The patch allows for quantifying varios I/O delays. Let's consider a swap request. Swapping a document is done in several steps. First, the corresponding file should be opened for reading or created for writing. This requires an open(2) system call which may incur significant OS overhead: An open(2) call may result in extra I/Os if OS has to write/read i-nodes to/from disk. Then the content in swapped to/from disk using blocks of fixed size. Disk cache and various delays in-between these I/Os affect the total response time.

To estimate the OS overhead on swapping a file we plot the median disk response time of a request versus file size. Response times for files smaller than 16 KB were grouped using 1 KB granularity. Larger files used 1 KB granularity to get enough entries per group. The graph is based on the 24 hour data.

Squid attempts to swap files using blocks of fixed length (e.g. 8 KB). For each I/O direction, we plot the total request response time and the time it takes to swap the first block. The "total" and "1st delay" curves for files smaller than 8 KB are the same.

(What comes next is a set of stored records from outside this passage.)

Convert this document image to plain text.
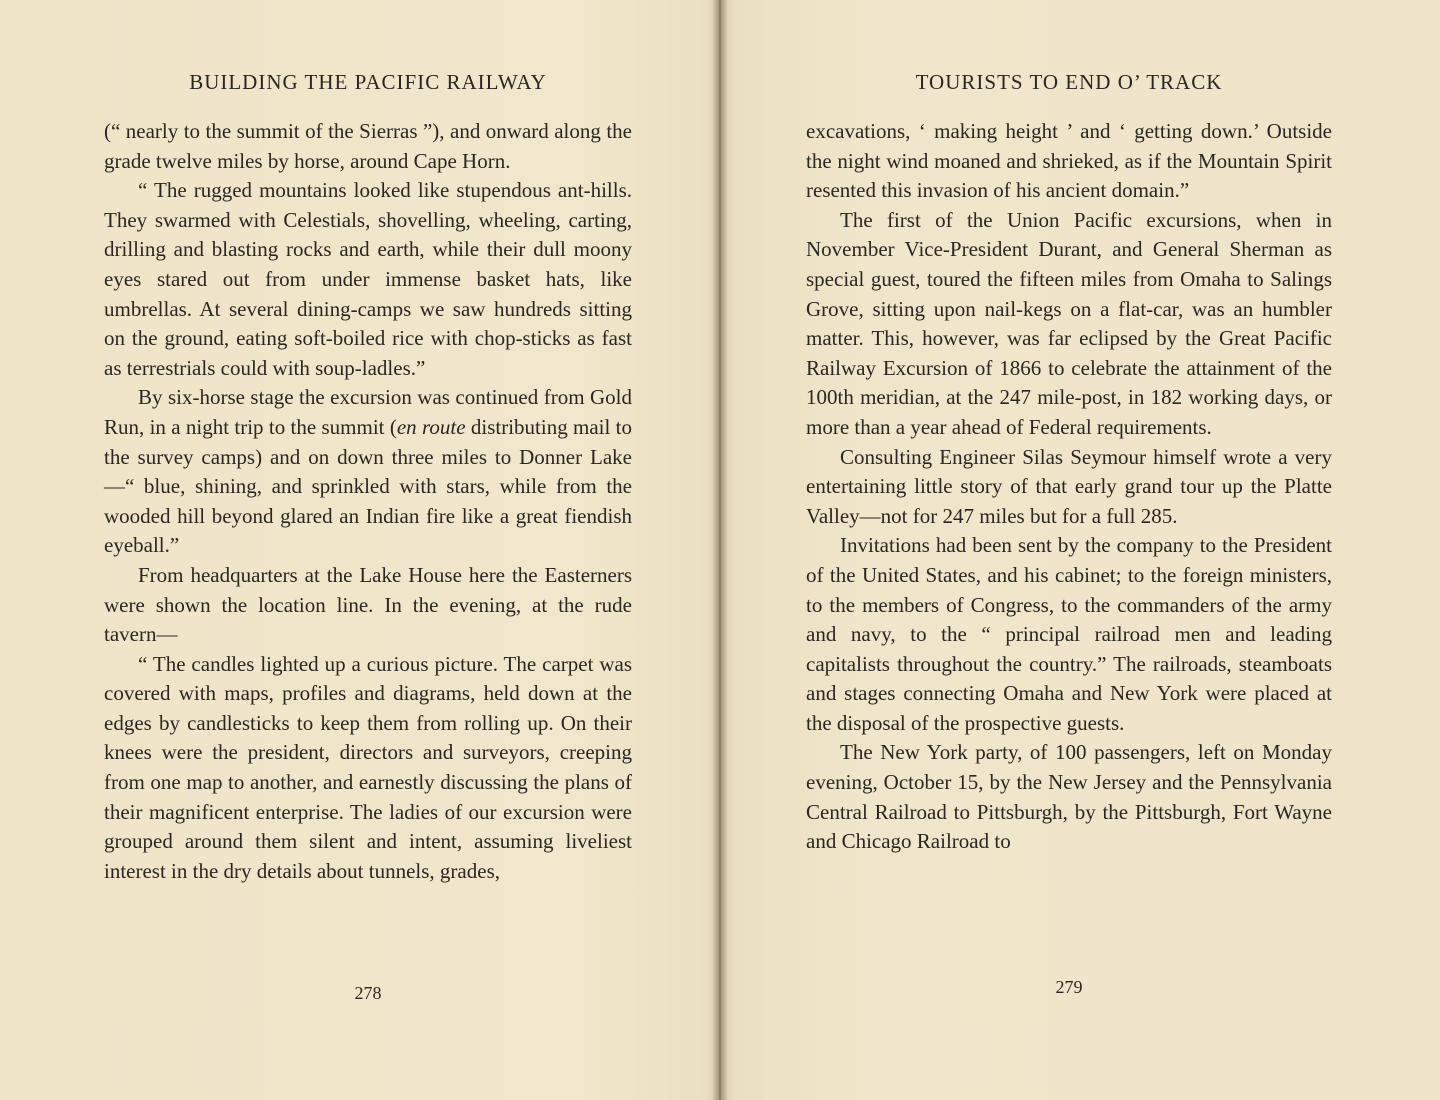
BUILDING THE PACIFIC RAILWAY

(“ nearly to the summit of the Sierras ”), and onward along the grade twelve miles by horse, around Cape Horn.

“ The rugged mountains looked like stupendous ant-hills. They swarmed with Celestials, shovelling, wheeling, carting, drilling and blasting rocks and earth, while their dull moony eyes stared out from under immense basket hats, like umbrellas. At several dining-camps we saw hundreds sitting on the ground, eating soft-boiled rice with chop-sticks as fast as terrestrials could with soup-ladles.”

By six-horse stage the excursion was continued from Gold Run, in a night trip to the summit (en route distributing mail to the survey camps) and on down three miles to Donner Lake—“ blue, shining, and sprinkled with stars, while from the wooded hill beyond glared an Indian fire like a great fiendish eyeball.”

From headquarters at the Lake House here the Easterners were shown the location line. In the evening, at the rude tavern—

“ The candles lighted up a curious picture. The carpet was covered with maps, profiles and diagrams, held down at the edges by candlesticks to keep them from rolling up. On their knees were the president, directors and surveyors, creeping from one map to another, and earnestly discussing the plans of their magnificent enterprise. The ladies of our excursion were grouped around them silent and intent, assuming liveliest interest in the dry details about tunnels, grades,

278
TOURISTS TO END O’ TRACK

excavations, ‘ making height ’ and ‘ getting down.’ Outside the night wind moaned and shrieked, as if the Mountain Spirit resented this invasion of his ancient domain.”

The first of the Union Pacific excursions, when in November Vice-President Durant, and General Sherman as special guest, toured the fifteen miles from Omaha to Salings Grove, sitting upon nail-kegs on a flat-car, was an humbler matter. This, however, was far eclipsed by the Great Pacific Railway Excursion of 1866 to celebrate the attainment of the 100th meridian, at the 247 mile-post, in 182 working days, or more than a year ahead of Federal requirements.

Consulting Engineer Silas Seymour himself wrote a very entertaining little story of that early grand tour up the Platte Valley—not for 247 miles but for a full 285.

Invitations had been sent by the company to the President of the United States, and his cabinet; to the foreign ministers, to the members of Congress, to the commanders of the army and navy, to the “ principal railroad men and leading capitalists throughout the country.” The railroads, steamboats and stages connecting Omaha and New York were placed at the disposal of the prospective guests.

The New York party, of 100 passengers, left on Monday evening, October 15, by the New Jersey and the Pennsylvania Central Railroad to Pittsburgh, by the Pittsburgh, Fort Wayne and Chicago Railroad to

279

Since various per I/O delays dominate disk transfer time, the size of an I/O is not very important (the number of I/Os is). This explains step-like shape of the "total" curves: If I/O block size is 8 KB, the times to read 5 KB and 8 KB are the same!

The first disk delay always includes OS overhead on opening a file. Consecutive I/Os for the same file (if any) do not have this overhead. Thus, for file sizes equal to two I/O blocks (16 KB), the difference between the first delay and second I/O approximates OS overhead on opening a file. The patch does not measure the duration of the second I/O. However, we can compute it, assuming that overhead does not depend on the file size for small files:

    1st_Delay   = Overhead + I/O
    Total( 8KB) = 1s_Delay
    Total(16KB) = 1s_Delay + I/O
 =>
    I/O      = Total(16KB) - Total( 8KB)
    Overhead = Total( 8KB) - I/O